Recently during a penetration testing assessment I was able to get Linux Privilege Escalation using weak NFS permissions in “/etc/exports”. Initially I got a restricted shell access with limited permissions by exploiting a vulnerable service. Started to recon for privilege escalation to root access but couldn’t get the “usual suspects” (Kernel Exploits, vulnerable services etc). Having no further progress for privilege escalation I went back to my pre-limitied shell recon results, its important to mention that penetration testers when they get the initial shell access often don’t look back at recon results and start gathering only the internal information about the target using the limited shell. I used to do the same but got lessons. Can’t stress enough to keep going back to all the information you gathered earlier, maybe you will find something interesting.
During the initial phase of recon I saw an NFS shared folder
didn’t pay much heed because it wasn’t a favorable candidate for initial shell access. The folder was empty as well, now that I had limited shell so took a peek at “/etc/exports” file. /etc/exports file contains configurations and permissions of which folders/file systems are exported to remote users.
So we have “rw” (Read, write) , “sync” and note down the “no_root_squash” parameter and lets talk about what is Root Squashing.
NFS Root Squashing
Root Squashing parameter prevents having root access to remote root users connected to NFS volume. Remote root users are assigned a user “nfsnobody” when connected, which has the least local privileges. Alternatively “no_root_squash“ option turns off the “squashing of root user” and gives the remote user root access to the connected system (crazy right?). System administrators should always use “root_squash” parameter when configuring NFS drives to make sure remote root users are always “squashed”.

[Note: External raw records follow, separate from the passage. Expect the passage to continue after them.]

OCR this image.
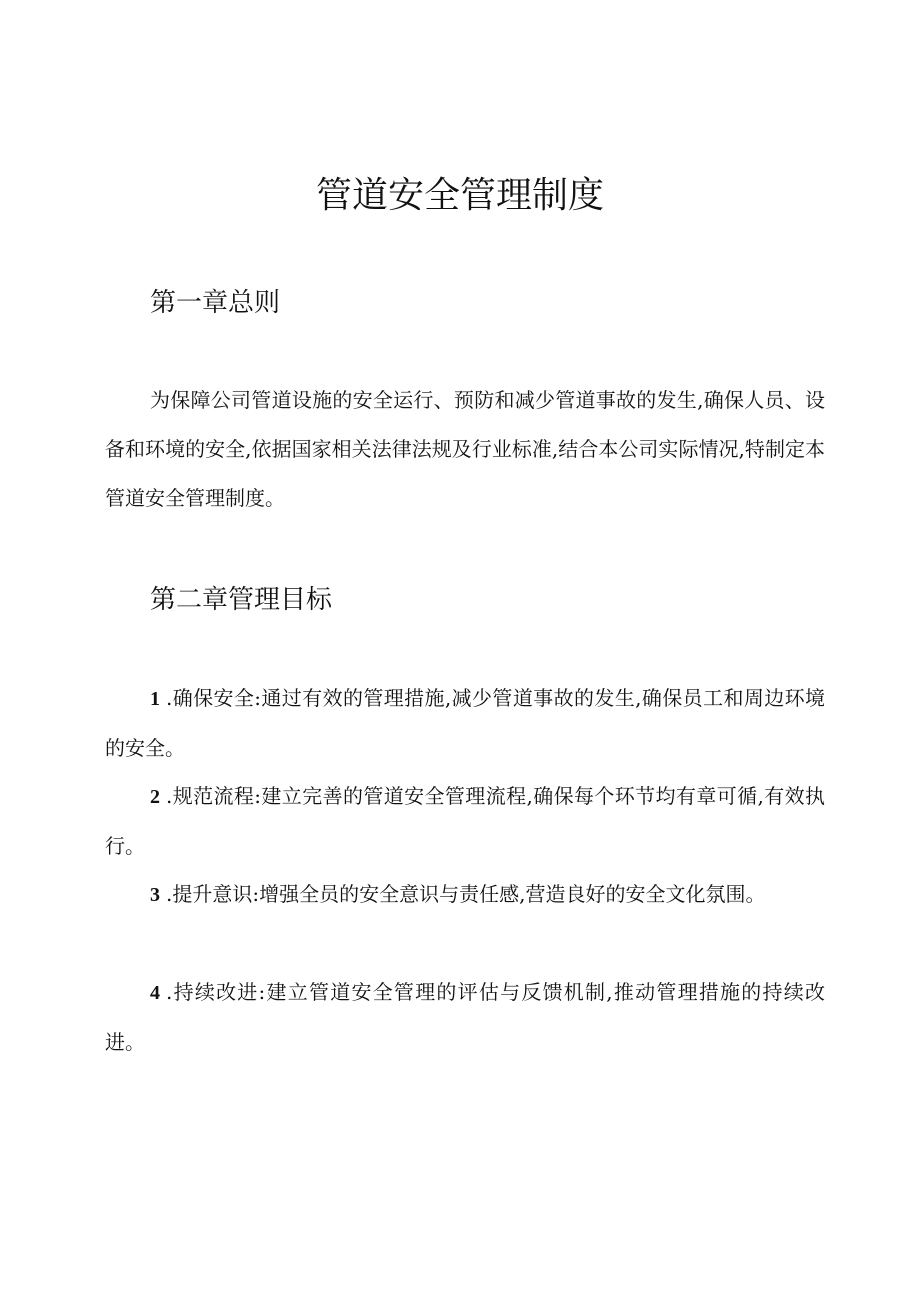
管道安全管理制度
第一章总则

为保障公司管道设施的安全运行、预防和减少管道事故的发生,确保人员、设备和环境的安全,依据国家相关法律法规及行业标准,结合本公司实际情况,特制定本管道安全管理制度。

第二章管理目标

1 .确保安全:通过有效的管理措施,减少管道事故的发生,确保员工和周边环境的安全。

2 .规范流程:建立完善的管道安全管理流程,确保每个环节均有章可循,有效执行。

3 .提升意识:增强全员的安全意识与责任感,营造良好的安全文化氛围。

4 .持续改进:建立管道安全管理的评估与反馈机制,推动管理措施的持续改进。
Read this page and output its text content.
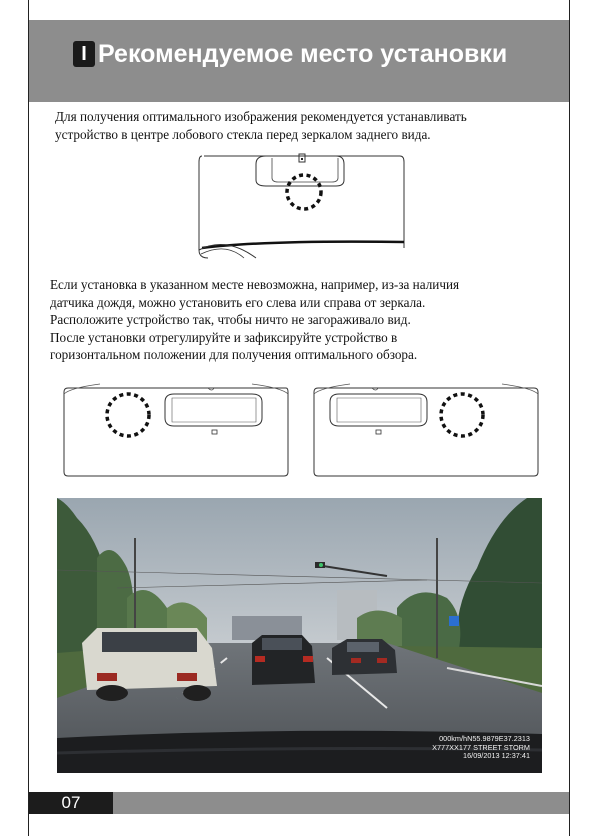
I Рекомендуемое место установки

Для получения оптимального изображения рекомендуется устанавливать

устройство в центре лобового стекла перед зеркалом заднего вида.

Если установка в указанном месте невозможна, например, из-за наличия

датчика дождя, можно установить его слева или справа от зеркала.

Расположите устройство так, чтобы ничто не загораживало вид.

После установки отрегулируйте и зафиксируйте устройство в

горизонтальном положении для получения оптимального обзора.

000km/hN55.9879E37.2313
X777XX177 STREET STORM
16/09/2013 12:37:41
07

Now, firstly I copied a local shell on the /shared folder, if you feeling fancy, wget a reverse shell.
cp /bin/bash /shared
I mounted the NFS drive using the following command.
mount -t nfs server:/shared /mnt/
Now I have the access to /shared folder of remote system having bash shell in it. I changed the ownership and permissions of bash shell and set a SUID bit. When SUID bit is set on a file it allows any user to execute the file with the permission of the owner of the file rather than the permissions of the user who is executing the file.
chown root:root bash && chmod u+s bash
I get back to my limited shell user access on the victim server, all I had to do is to execute the bash shell in /shared folder and I’M THE KING!